A catalytic assembly triggered DNAzyme motor on spherical nucleic acids for sensitive small extracellular vesicle detection

Abstract

The expression levels of small extracellular vesicles (sEVs) are closely associated with several significant biological processes, which can be used as a crucial biomarker for cancer diagnosis, such as colorectal cancer. More efforts are still necessary to amplify sEV detection sensitivity, as their expression is minimal during the early stages of colorectal cancer. Through the integration of a catalytic assembly-triggered DNAzyme motor and gold nanoparticle (AuNP) aggregation, we have developed a triple signal amplified biosensor for the detection of sEVs. In this method, the catalytic assembly triggered DNAzyme motor continuously cleaved on the hairpin probe which is fixed on the surface of AuNPs, leaving a single-stranded sequence on the surface of AuNPs to induce the aggregation.

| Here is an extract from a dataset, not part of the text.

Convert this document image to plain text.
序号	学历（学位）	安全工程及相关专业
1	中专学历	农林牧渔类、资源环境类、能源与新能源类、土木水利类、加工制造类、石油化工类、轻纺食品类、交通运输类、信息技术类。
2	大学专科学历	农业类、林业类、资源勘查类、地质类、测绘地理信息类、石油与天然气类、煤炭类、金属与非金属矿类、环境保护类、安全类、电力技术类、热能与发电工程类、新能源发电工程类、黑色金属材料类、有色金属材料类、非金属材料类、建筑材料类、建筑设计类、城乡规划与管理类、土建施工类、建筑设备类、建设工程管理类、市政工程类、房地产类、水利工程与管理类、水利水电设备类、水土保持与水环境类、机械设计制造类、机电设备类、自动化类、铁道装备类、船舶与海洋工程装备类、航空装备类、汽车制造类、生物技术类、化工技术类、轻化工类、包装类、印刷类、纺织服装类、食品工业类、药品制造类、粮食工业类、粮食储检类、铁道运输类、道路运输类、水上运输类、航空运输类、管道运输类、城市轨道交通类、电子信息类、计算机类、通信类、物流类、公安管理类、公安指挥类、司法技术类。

This approach employs a triple signal amplification process to enhance the efficiency of the reaction and circumvent the issue of expensive and readily degradable proteases. The signal output system is based on dynamic light scattering technology, which enables ultra-sensitive detection of sEVs with a detection limit of 3.08 particles per μL. The present strategy exhibits significant potential for the analysis of a variety of additional analytes in clinical research disciplines due to its appealing analytical capabilities.